It's more nuanced than that. Nvidia can write the drivers but releasing them without the blessing of Apple blows away any chance of them getting that sweet GPU contract back.
Nvidia doesn't have much of a real world application outside of GPUs in enclosures to keep the drivers alive. The reason to keep drivers ready is the potential for a very large contract from Apple.
Word on the street is that Nvidia didn't get much value ($) out of working with Apple, so perhaps both parties aren't super interested.
Same story with Nvidia and gaming consoles - last few gens of consoles have not used Nvidia chips and Nvidia doesn't see it as a big loss. The margins must be too low.
Nvidia seems to aim for higher margin products these days with scientific computing/data center/deep learning/hardcore gaming.
It seems to me like Apple has been on the road to slowly abandoning the Mac for quite some time. Newer Macbooks are unpopular, updates to OS X have problems, and on the whole, the platform just doesn't get much love from Apple. They want us all on iOS.
I think only apple ally is Adobe. If you want to do pro design or video you need adobe. Adobe will never release on Linux so if you dont want to use privacy killing cloud os like windows 10 then you are left with mac.

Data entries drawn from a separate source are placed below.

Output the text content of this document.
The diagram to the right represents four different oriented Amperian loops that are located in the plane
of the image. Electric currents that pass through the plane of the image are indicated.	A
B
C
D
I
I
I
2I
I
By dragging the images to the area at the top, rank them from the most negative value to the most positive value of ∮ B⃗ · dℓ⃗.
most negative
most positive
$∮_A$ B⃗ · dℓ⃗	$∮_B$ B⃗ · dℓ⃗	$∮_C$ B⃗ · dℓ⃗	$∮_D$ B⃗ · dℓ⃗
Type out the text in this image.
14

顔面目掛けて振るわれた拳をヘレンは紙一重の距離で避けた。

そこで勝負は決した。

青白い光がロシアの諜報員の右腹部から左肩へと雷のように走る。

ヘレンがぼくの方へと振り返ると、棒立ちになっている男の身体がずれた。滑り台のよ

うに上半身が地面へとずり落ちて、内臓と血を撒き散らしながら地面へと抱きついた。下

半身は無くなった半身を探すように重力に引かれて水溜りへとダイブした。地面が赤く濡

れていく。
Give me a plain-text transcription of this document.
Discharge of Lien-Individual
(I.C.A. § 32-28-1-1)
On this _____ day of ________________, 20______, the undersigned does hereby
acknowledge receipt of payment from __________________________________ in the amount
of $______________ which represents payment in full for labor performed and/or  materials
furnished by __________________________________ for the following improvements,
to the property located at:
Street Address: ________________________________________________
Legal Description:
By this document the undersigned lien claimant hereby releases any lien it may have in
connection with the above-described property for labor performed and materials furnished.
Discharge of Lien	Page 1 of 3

Hackintosh is way many people are taking for those reasons.
The “newer MacBooks” are unpopular is just a meme in the tech bubble. While Apple will stop reporting unit sells next quarter, they just posted last quarters numbers. There is no indication that they are “unpopular”.
“Same story with Nvidia and gaming consoles - last few gens of consoles have not used Nvidia chips and Nvidia doesn't see it as a big loss. The margins must be too low.“
The Nintendo Switch uses a NVIDIA Tegra, and NVIDIA put a decent amount of work into selling it - the NVIDIA Shield TV console is basically a tech demo for the thing after all.
Does NVIDIA actually have a contract with Apple? I was under the impression that Apple silently tolerated them, and that they just released drivers on their website for eGPUs.
> Can you just not write graphics drivers for macOS?
So this is seriously what you suggest owners of an older MBP (official Apple hardware, just over 4 years old) to do?
Since both Apple's drivers and NVidia's drivers are completely closed source, I'd say it's hardly possible to write a working driver (w/ hardware acceleration) for it.
I’m quoting an NVIDIA engineer here; I’m asking why they can’t write their own driver instead of waiting for Apple. (Though, I’m sure that people in the Hackintosh community would not shy away from stepping up if asked…)
Since it's hardware sold by Apple I would assume that Apple figures that out with NVIDIA and collaborates. Apparently I'm wrong and Apple just doesn't give a crap as long as they can sell new products.
For a hobby computer it can be interesting to write your own driver. For a professional laptop not so much :)
You can write them but you'll need to get them signed by Apple to be able to deploy them in a sensible way. As to whether Apple will sign drivers to run MacOS on non-Apple hardware remains to be seen.
Again, is this something specific for graphics drivers? Because I can write a driver today, sign it with my developer certificate, and distribute it to others without Apple’s approval; if I have blanket preapproval my users can install it without disabling SIP as well.
A standard developer certificate won’t help you for drivers (except for drivers that purely run in user space, such as FUSE filesystems).
Anything that is a kext (kernel extension) requires a special kernel signing developer certificate so macOS will allow users to install it without disabling SIP. Apple is extremely conservative in handing out those kext certificates, and even if they grant you one, they will impose super harsh restrictions on what you can do with them.
Nvidia doesn't have much of a real world application outside of GPUs in enclosures to keep the drivers alive. The reason to keep drivers ready is the potential for a very large contract from Apple.